I believe in fate. I say that now, but this statement is a lifetime in the making. I’m a pessimist. I’m a realist. There is a logical explanation for everything, you see, and I won’t jump on your “can’t prove it but if you say so then I’m on board” bandwagon. My glass is perpetually half-empty, sorry. I took my rose colored glasses off the year the kids in 5th grade started calling me “Dino” – as in Fred Flintstone’s pet dinosaur. I run my life by Murphy’s Law. If it’s bad, it’s gonna happen to me. Just wait and see. My daughter told me once, “Mom, seriously, if you were a super-hero, your name would be ‘Worst Case Scenario Woman’.” I will be the one who knows exactly where the exits on the plane are located. It’s gonna crash if I’m on it. I will take notes when they make you do the lifeboat drill on the cruise ship. Remember the Titanic? If you’re ever held hostage, stand by me. Chances are I have an energy bar, a drink, some floss, lotion, and some flip flops in my purse. We could use it all to overtake the bad guys, MacGyver style. My theory on decision making: this might be the last decision you ever get to make, so make it count, think it through, obsess a little…knock yourself out. My motto: prepare for the worst – anything better will be a nice surprise.

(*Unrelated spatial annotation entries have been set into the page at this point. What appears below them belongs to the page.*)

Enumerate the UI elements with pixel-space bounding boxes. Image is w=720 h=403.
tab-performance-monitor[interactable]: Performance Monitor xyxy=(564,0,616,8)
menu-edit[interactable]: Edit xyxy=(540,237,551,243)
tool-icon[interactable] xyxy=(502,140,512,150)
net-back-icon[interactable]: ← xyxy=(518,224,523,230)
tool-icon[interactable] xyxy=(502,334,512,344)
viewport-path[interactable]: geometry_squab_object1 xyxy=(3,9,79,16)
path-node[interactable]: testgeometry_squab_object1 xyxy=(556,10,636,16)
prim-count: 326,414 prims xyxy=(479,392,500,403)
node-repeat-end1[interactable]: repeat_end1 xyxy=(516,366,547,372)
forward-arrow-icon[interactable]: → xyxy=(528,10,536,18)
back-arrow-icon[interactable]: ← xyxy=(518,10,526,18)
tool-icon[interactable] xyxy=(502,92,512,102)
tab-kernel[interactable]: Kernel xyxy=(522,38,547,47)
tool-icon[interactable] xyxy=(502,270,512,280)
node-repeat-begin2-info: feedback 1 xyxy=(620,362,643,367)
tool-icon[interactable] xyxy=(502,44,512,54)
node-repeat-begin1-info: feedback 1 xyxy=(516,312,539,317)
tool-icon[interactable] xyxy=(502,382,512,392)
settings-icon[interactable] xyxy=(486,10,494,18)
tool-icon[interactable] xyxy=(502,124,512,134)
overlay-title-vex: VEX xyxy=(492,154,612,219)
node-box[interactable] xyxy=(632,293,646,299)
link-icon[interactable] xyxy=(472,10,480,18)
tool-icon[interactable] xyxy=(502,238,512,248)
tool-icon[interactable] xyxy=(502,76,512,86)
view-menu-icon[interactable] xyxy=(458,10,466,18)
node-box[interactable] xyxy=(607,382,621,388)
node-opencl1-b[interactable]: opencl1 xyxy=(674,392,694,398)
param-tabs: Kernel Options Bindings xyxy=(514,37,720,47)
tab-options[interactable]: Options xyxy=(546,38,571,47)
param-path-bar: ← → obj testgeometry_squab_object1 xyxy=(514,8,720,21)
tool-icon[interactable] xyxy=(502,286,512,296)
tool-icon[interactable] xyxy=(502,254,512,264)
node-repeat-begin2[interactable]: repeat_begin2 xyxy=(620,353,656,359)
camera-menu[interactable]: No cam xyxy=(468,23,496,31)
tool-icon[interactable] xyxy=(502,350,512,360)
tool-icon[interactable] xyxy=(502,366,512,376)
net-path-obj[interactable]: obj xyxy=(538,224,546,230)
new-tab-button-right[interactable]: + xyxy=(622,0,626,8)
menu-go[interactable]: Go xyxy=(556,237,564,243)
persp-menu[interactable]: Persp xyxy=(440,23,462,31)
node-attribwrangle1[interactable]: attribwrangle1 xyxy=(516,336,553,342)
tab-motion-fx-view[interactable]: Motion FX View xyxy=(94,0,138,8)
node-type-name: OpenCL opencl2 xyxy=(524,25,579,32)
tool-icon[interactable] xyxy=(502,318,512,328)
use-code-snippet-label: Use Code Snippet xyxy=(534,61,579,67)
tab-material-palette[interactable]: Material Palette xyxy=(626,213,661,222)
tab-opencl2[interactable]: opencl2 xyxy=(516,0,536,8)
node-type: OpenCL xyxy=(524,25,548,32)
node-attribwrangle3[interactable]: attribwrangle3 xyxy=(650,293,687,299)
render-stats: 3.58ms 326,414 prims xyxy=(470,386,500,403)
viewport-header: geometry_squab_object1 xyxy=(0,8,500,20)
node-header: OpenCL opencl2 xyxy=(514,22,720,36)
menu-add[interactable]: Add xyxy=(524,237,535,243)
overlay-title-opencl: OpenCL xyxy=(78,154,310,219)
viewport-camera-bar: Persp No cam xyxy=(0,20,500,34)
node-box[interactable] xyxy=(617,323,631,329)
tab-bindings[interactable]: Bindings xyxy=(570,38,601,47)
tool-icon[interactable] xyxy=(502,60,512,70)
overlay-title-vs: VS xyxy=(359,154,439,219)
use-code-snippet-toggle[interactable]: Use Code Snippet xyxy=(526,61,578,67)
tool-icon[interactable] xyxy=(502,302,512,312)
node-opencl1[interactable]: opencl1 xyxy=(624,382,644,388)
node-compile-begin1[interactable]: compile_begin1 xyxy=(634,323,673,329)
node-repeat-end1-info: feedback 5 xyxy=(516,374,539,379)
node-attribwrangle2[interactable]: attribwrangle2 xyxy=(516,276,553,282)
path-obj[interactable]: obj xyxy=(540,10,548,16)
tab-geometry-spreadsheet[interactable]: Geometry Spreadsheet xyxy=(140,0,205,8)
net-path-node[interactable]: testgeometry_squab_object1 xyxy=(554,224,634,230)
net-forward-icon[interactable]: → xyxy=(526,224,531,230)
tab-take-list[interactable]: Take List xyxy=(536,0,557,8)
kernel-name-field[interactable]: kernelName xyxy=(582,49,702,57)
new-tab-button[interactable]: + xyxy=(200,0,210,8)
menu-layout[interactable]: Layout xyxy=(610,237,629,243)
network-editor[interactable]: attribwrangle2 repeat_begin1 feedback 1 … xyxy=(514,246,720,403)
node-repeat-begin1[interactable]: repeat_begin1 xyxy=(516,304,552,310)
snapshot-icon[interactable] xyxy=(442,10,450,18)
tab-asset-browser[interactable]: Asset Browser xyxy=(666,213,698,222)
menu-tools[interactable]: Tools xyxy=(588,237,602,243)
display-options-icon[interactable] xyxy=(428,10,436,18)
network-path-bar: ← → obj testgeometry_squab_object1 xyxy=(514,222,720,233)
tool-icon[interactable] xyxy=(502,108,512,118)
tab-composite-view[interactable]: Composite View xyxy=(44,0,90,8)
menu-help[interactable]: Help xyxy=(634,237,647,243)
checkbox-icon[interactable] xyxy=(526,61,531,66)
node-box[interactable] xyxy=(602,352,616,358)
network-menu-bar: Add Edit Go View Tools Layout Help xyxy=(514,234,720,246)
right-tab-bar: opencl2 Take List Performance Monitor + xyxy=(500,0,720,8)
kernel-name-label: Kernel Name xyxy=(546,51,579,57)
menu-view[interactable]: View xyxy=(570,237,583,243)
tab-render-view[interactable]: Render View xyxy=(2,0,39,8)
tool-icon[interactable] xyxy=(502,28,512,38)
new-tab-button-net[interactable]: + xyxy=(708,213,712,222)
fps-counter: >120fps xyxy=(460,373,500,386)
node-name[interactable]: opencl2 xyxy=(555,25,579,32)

So, why didn’t I know that Chynna was headed for impending disaster? Why didn’t I prepare for this tragedy, my own personal apocalypse of the past year? Shouldn’t I have been ready with a solution? Shouldn’t I have had some magic bean in my purse that I could throw into the operating room? Shouldn’t I have known not to get too attached 17 years ago when she entered my life? Shouldn’t I have sensed that tragedy was lurking behind every corner? So, I start thinking that something went horribly wrong. I start thinking that she wasn’t always meant to just disappear one day. I start realizing that this whole thing was really, really weird – really, really sudden – really, really spookily, eerily strange. It begins to feel like the course of her life, of all our lives, was changed with one abrupt swish of an other-worldly paintbrush. My Mona Lisa had a brilliant smile, but one day I woke up and it wasn’t there anymore. In a textbook worst case scenario situation, I somehow failed to brace for this fall. Perhaps, this was not her destiny after all.
Then, what happened? This is the part where my belief in fate surfaced. This is where I start thinking that maybe I can’t see the future. This is where I realize that CBS is not going to call me to replace Patricia Arquette in “Medium” anytime soon. I can’t talk to pets. The whole Magic 8 Ball thing doesn’t really work. I’m not whispering in Jennifer Love-Hewitt’s ear. I really don’t know anything! I’ve been sitting here scolding and tsk-ing everyone for over 40 years (odd, when I’ve told everyone I’m turning 37 this year??) when life has been passing me by! In preparation for whatever cataclysmic event was on my horizon, I’ve missed the proverbial rose garden….I may have even squandered the best season of my most precious rose…Chynna. I know now. I get it. This was not an accident. I don’t know how it’s going to all pan out yet, but something much bigger is coming. I hope she knows I never intended to waste our best years. I hope she knows that I will turn over a new leaf, start taking some deep breaths, brace for the good instead of the bad, and practice just letting go. I hope she understands that I never meant to suppress her eternal optimism. I hope she sees that, when I look back now, I realize that I learned everything I really, truly needed to know from her. There was a reason for all of this. I hope she is smiling now, knowing that she has restored my belief in fate.
And so, this week we commemorate 11 months without Chynna, our most beautiful rose.